As well as using the light to optimum effect in his work, it was the spontaneity that Sorolla evoked in his compositions, a quality of his speed of execution, that appealed so strongly to the public imagination. The technical rapidity that he developed in completing his work became in certain respects a commercial necessity. Sorolla set the bar high when he exhibited 467 works in his first major international one-man exhibition at Galerie Georges Petit in Paris in 1906. To produce this number of works required an immense physical effort, and demanded a high rate of production. The following year he held exhibitions across Germany, in Berlin, Düsseldorf and Cologne. At each of the three venues he exhibited some 280 canvases.
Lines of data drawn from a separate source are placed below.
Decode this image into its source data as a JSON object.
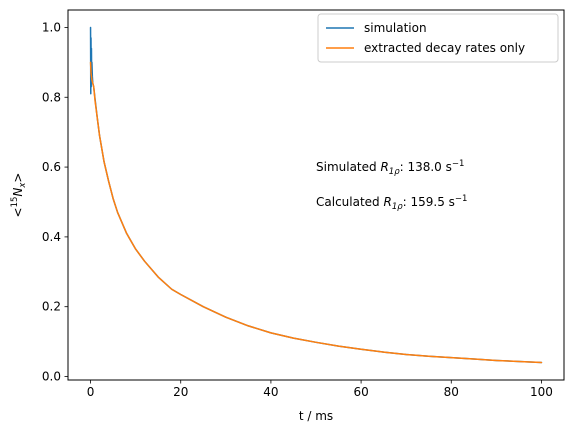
{
  "chart_data": {
    "type": "line",
    "xlabel": "t / ms",
    "ylabel": {
      "prefix": "<",
      "sup": "15",
      "main": "N",
      "sub": "x",
      "suffix": ">"
    },
    "xlim": [
      -5,
      105
    ],
    "ylim": [
      -0.01,
      1.05
    ],
    "xticks": [
      0,
      20,
      40,
      60,
      80,
      100
    ],
    "xtick_labels": [
      "0",
      "20",
      "40",
      "60",
      "80",
      "100"
    ],
    "yticks": [
      0.0,
      0.2,
      0.4,
      0.6,
      0.8,
      1.0
    ],
    "ytick_labels": [
      "0.0",
      "0.2",
      "0.4",
      "0.6",
      "0.8",
      "1.0"
    ],
    "grid": false,
    "legend": "top-right",
    "series": [
      {
        "name": "simulation",
        "color": "#1f77b4",
        "x": [
          0,
          0.05,
          0.1,
          0.15,
          0.2,
          0.25,
          0.3,
          0.4,
          0.5,
          0.7,
          1,
          1.5,
          2,
          3,
          4,
          5,
          6,
          8,
          10,
          12,
          15,
          18,
          20,
          25,
          30,
          35,
          40,
          45,
          50,
          55,
          60,
          65,
          70,
          75,
          80,
          85,
          90,
          95,
          100
        ],
        "y": [
          1.0,
          0.81,
          0.97,
          0.83,
          0.94,
          0.85,
          0.9,
          0.86,
          0.84,
          0.83,
          0.795,
          0.74,
          0.69,
          0.615,
          0.56,
          0.51,
          0.47,
          0.41,
          0.365,
          0.33,
          0.285,
          0.25,
          0.235,
          0.2,
          0.17,
          0.145,
          0.125,
          0.11,
          0.098,
          0.087,
          0.078,
          0.07,
          0.063,
          0.058,
          0.054,
          0.05,
          0.046,
          0.043,
          0.04
        ]
      },
      {
        "name": "extracted decay rates only",
        "color": "#ff7f0e",
        "x": [
          0,
          0.1,
          0.2,
          0.3,
          0.5,
          0.7,
          1,
          1.5,
          2,
          3,
          4,
          5,
          6,
          8,
          10,
          12,
          15,
          18,
          20,
          25,
          30,
          35,
          40,
          45,
          50,
          55,
          60,
          65,
          70,
          75,
          80,
          85,
          90,
          95,
          100
        ],
        "y": [
          0.9,
          0.87,
          0.86,
          0.85,
          0.84,
          0.83,
          0.79,
          0.74,
          0.69,
          0.615,
          0.56,
          0.51,
          0.47,
          0.41,
          0.365,
          0.33,
          0.285,
          0.25,
          0.235,
          0.2,
          0.17,
          0.145,
          0.125,
          0.11,
          0.098,
          0.087,
          0.078,
          0.07,
          0.063,
          0.058,
          0.054,
          0.05,
          0.046,
          0.043,
          0.04
        ]
      }
    ],
    "annotations": [
      {
        "x": 50,
        "y": 0.6,
        "prefix": "Simulated ",
        "var": "R",
        "sub": "1ρ",
        "value": ": 138.0 s",
        "sup": "−1"
      },
      {
        "x": 50,
        "y": 0.5,
        "prefix": "Calculated ",
        "var": "R",
        "sub": "1ρ",
        "value": ": 159.5 s",
        "sup": "−1"
      }
    ]
  }
}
In 1908, just before he painted the present painting, he showed 278 works in London at the Grafton Galleries.

Sorolla's exhibitions in France, Germany and England gave his work extraordinary exposure across Europe, but it was his meeting with the American millionaire Archer M. Huntington in London that proved to be his most influential contact: Huntington invited Sorolla to stage the inaugural exhibition of his newly constructed Hispanic Society of America in New York at the beginning of the following year. Buoyed up by this invitation Sorolla embarked on his summer painting campaign at Valencia with renewed vigour. The resultant series of works, of which Children in the Sea, Valencia Beach is a prime example, show Sorolla working at the height of his powers, wielding his brush with supreme confidence and completing some of his most successful compositions of figures on the beach.
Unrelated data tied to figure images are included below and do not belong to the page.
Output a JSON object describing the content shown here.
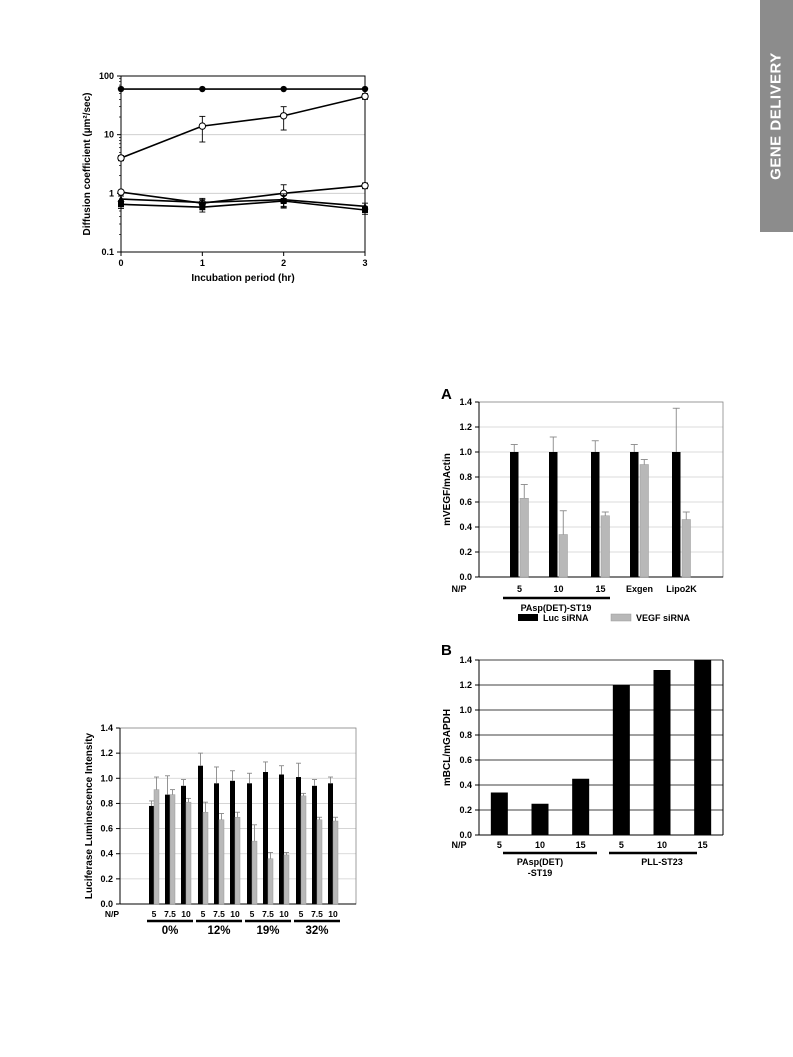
{
  "side_tab": {
    "label": "GENE DELIVERY",
    "color": "#8c8c8c"
  },
  "chart_data": [
    {
      "id": "diffusion",
      "type": "line",
      "ylabel": "Diffusion coefficient (µm²/sec)",
      "xlabel": "Incubation period (hr)",
      "y_scale": "log",
      "ylim": [
        0.1,
        100
      ],
      "y_ticks": [
        "0.1",
        "1",
        "10",
        "100"
      ],
      "x": [
        0,
        1,
        2,
        3
      ],
      "x_ticks": [
        "0",
        "1",
        "2",
        "3"
      ],
      "grid": true,
      "series": [
        {
          "marker": "filled-circle",
          "values": [
            60,
            60,
            60,
            60
          ],
          "err": [
            0,
            0,
            0,
            0
          ]
        },
        {
          "marker": "open-circle",
          "values": [
            4.0,
            14,
            21,
            45
          ],
          "err": [
            0.4,
            6.5,
            9,
            5
          ]
        },
        {
          "marker": "open-circle",
          "values": [
            1.05,
            0.68,
            1.0,
            1.35
          ],
          "err": [
            0.08,
            0.1,
            0.4,
            0.15
          ]
        },
        {
          "marker": "filled-triangle",
          "values": [
            0.8,
            0.7,
            0.78,
            0.6
          ],
          "err": [
            0.1,
            0.12,
            0.2,
            0.08
          ]
        },
        {
          "marker": "filled-square",
          "values": [
            0.65,
            0.58,
            0.74,
            0.52
          ],
          "err": [
            0.1,
            0.1,
            0.18,
            0.08
          ]
        }
      ]
    },
    {
      "id": "luciferase",
      "type": "bar",
      "ylabel": "Luciferase Luminescence Intensity",
      "ylim": [
        0,
        1.4
      ],
      "y_ticks": [
        "0.0",
        "0.2",
        "0.4",
        "0.6",
        "0.8",
        "1.0",
        "1.2",
        "1.4"
      ],
      "np_label": "N/P",
      "groups": [
        {
          "label": "0%",
          "categories": [
            "5",
            "7.5",
            "10"
          ]
        },
        {
          "label": "12%",
          "categories": [
            "5",
            "7.5",
            "10"
          ]
        },
        {
          "label": "19%",
          "categories": [
            "5",
            "7.5",
            "10"
          ]
        },
        {
          "label": "32%",
          "categories": [
            "5",
            "7.5",
            "10"
          ]
        }
      ],
      "series": [
        {
          "color": "#000000",
          "values": [
            0.78,
            0.87,
            0.94,
            1.1,
            0.96,
            0.98,
            0.96,
            1.05,
            1.03,
            1.01,
            0.94,
            0.96
          ],
          "err": [
            0.04,
            0.15,
            0.05,
            0.1,
            0.13,
            0.08,
            0.08,
            0.08,
            0.07,
            0.11,
            0.05,
            0.05
          ]
        },
        {
          "color": "#b8b8b8",
          "values": [
            0.91,
            0.87,
            0.81,
            0.73,
            0.67,
            0.69,
            0.5,
            0.36,
            0.39,
            0.86,
            0.67,
            0.66
          ],
          "err": [
            0.1,
            0.04,
            0.03,
            0.08,
            0.05,
            0.04,
            0.13,
            0.05,
            0.02,
            0.02,
            0.02,
            0.03
          ]
        }
      ]
    },
    {
      "id": "vegf",
      "panel": "A",
      "type": "bar",
      "ylabel": "mVEGF/mActin",
      "ylim": [
        0,
        1.4
      ],
      "y_ticks": [
        "0.0",
        "0.2",
        "0.4",
        "0.6",
        "0.8",
        "1.0",
        "1.2",
        "1.4"
      ],
      "np_label": "N/P",
      "categories": [
        "5",
        "10",
        "15",
        "Exgen",
        "Lipo2K"
      ],
      "group_label": "PAsp(DET)-ST19",
      "series": [
        {
          "name": "Luc siRNA",
          "color": "#000000",
          "values": [
            1.0,
            1.0,
            1.0,
            1.0,
            1.0
          ],
          "err": [
            0.06,
            0.12,
            0.09,
            0.06,
            0.35
          ]
        },
        {
          "name": "VEGF siRNA",
          "color": "#b8b8b8",
          "values": [
            0.63,
            0.34,
            0.49,
            0.9,
            0.46
          ],
          "err": [
            0.11,
            0.19,
            0.03,
            0.04,
            0.06
          ]
        }
      ]
    },
    {
      "id": "bcl",
      "panel": "B",
      "type": "bar",
      "ylabel": "mBCL/mGAPDH",
      "ylim": [
        0,
        1.4
      ],
      "y_ticks": [
        "0.0",
        "0.2",
        "0.4",
        "0.6",
        "0.8",
        "1.0",
        "1.2",
        "1.4"
      ],
      "np_label": "N/P",
      "categories": [
        "5",
        "10",
        "15",
        "5",
        "10",
        "15"
      ],
      "groups": [
        {
          "label_lines": [
            "PAsp(DET)",
            "-ST19"
          ]
        },
        {
          "label_lines": [
            "PLL-ST23"
          ]
        }
      ],
      "series": [
        {
          "color": "#000000",
          "values": [
            0.34,
            0.25,
            0.45,
            1.2,
            1.32,
            1.4
          ]
        }
      ]
    }
  ]
}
The present work was one of some 350 pictures that Sorolla exhibited in New York from 4 February – 8 March 1909. The response to the exhibition was overwhelming. During one month it attracted nearly 170,000 visitors, 20,000 copies of the exhibition catalogue were sold, and on the last day alone nearly 30,000 descended on the Hispanic Society to catch the show before it closed. Sales for Sorolla topped 150 works (including the present painting), and on the strength of the exhibition Sorolla received a series of prestigious portrait commissions, including that of Esperanza Conill de Zanetti (see lot 72).
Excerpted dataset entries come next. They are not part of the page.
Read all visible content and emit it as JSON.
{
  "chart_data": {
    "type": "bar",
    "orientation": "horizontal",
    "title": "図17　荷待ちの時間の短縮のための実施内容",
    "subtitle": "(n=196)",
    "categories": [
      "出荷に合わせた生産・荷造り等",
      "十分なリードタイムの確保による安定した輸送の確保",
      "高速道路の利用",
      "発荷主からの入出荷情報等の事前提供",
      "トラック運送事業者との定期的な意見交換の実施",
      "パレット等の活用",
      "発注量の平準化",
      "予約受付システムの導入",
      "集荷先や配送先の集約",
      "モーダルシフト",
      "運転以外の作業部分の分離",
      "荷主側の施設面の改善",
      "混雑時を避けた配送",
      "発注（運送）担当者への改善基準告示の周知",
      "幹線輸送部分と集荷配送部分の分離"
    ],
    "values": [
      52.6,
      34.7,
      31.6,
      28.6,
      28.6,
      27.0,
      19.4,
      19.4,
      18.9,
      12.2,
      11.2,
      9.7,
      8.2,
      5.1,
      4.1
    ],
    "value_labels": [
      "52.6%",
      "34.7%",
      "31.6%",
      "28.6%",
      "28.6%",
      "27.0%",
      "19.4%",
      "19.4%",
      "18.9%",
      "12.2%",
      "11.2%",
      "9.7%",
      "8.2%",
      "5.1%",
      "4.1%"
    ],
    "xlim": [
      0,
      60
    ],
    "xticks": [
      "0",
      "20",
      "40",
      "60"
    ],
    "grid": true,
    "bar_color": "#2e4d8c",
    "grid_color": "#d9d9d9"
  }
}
Writing to his mother Huntington described the success of the exhibition in the following terms: 'Everywhere the air was full of the miracle. People quoted figures of attendance. There was eternal talk of 'sunlight'. Nothing like it had ever happened in New York. Ohs and Ahs stained the floors. Automobiles blocked the streets. Orders for portraits poured in. Photographs were sold in unheard of numbers. And through it all the little creator sat surprised, overwhelmed yet simple and without vanity, while I translated to him the rising tide of press enthusiasm. And Clotilde his small Valencian wife, with the pained drawn face of those who dwell with the great, folded her hands meekly and drank of the tide of glory tremulously, nervously smiling, bewildered and happy, as more than a hundred people crowded into the small building to pay tribute to her husband. And then it was all over; the doors were closed and the packing began, for the pictures must soon start upon their pilgrimages to other galleries.'  (quoted in Blanca Pons Sorolla, Joaquín Sorolla, London, 2004, p. 204).